Re: [PATCH RFC 12/15] virtio-mem: Expose device memory via separate memslots

David Hildenbrand <david@xxxxxxxxxx> · Thu, 14 Oct 2021 15:17:47 +0200

On 14.10.21 13:45, Dr. David Alan Gilbert wrote:
> * David Hildenbrand (david@xxxxxxxxxx) wrote:
>> KVM nowadays supports a lot of memslots. We want to exploit that in
>> virtio-mem, exposing device memory via separate memslots to the guest
>> on demand, essentially reducing the total size of KVM slots
>> significantly (and thereby metadata in KVM and in QEMU for KVM memory
>> slots) especially when exposing initially only a small amount of memory
>> via a virtio-mem device to the guest, to hotplug more later. Further,
>> not always exposing the full device memory region to the guest reduces
>> the attack surface in many setups without requiring other mechanisms
>> like uffd for protection of unplugged memory.
>>
>> So split the original RAM region via memory region aliases into separate
>> chunks (ending up as individual memslots), and dynamically map the
>> required chunks (falling into the usable region) into the container.
>>
>> For now, we always map the memslots covered by the usable region. In the
>> future, with VIRTIO_MEM_F_UNPLUGGED_INACCESSIBLE, we'll be able to map
>> memslots on actual demand and optimize further.
>>
>> Users can specify via the "max-memslots" property how much memslots the
>> virtio-mem device is allowed to use at max. "0" translates to "auto, no
>> limit" and is determinded automatically using a heuristic. When a maximum
>> (> 1) is specified, that auto-determined value is capped. The parameter
>> doesn't have to be migrated and can differ between source and destination.
>> The only reason the parameter exists is not make some corner case setups
>> (multiple large virtio-mem devices assigned to a single virtual NUMA node
>>  with only very limited available memslots, hotplug of vhost devices) work.
>> The parameter will be set to be "0" as default soon, whereby it will remain
>> to be "1" for compat machines.
>>
>> The properties "memslots" and "used-memslots" are read-only.
>>
>> Signed-off-by: David Hildenbrand <david@xxxxxxxxxx>
> 
> I think you need to move this patch after the vhost-user patches so that
> you don't break a bisect including vhost-user.
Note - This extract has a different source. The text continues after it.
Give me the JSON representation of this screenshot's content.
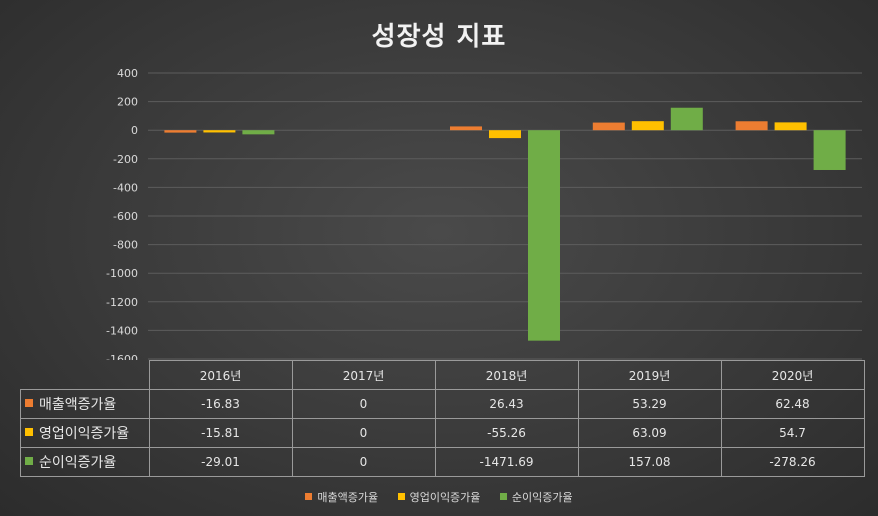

As the default is set to 1 and is set to 0 ("auto") in the last patch in
this series, there should be (almost) no difference regarding vhost-user.

> 
> But I do worry about the effect on vhost-user:

The 4096 limit was certainly more "let's make it extreme so we raise
some eyebrows and we can talk about the implications". I'd be perfectly
happy with 256 or better 512. Anything that's bigger than 32 in case of
virtiofsd :)

>   a) What about external programs like dpdk?

At least initially virtio-mem won't apply to dpdk and similar workloads
(RT). For example, virtio-mem is incompatible with mlock. So I think the
most important use case to optimize for is virtio-mem+virtiofsd
(especially kata).

>   b) I worry if you end up with a LOT of slots you end up with a lot of
> mmap's and fd's in vhost-user; I'm not quite sure what all the effects
> of that will be.

At least for virtio-mem, there will be a small number of fd's, as many
memslots share the same fd, so with virtio-mem it's not an issue.

#VMAs is indeed worth discussing. Usually we can have up to 64k VMAs in
a process. The downside of having many is some reduce pagefault
performance. It really also depends on the target application. Maybe
there should be some libvhost-user toggle, where the application can opt
in to allow more?

-- 
Thanks,

David / dhildenb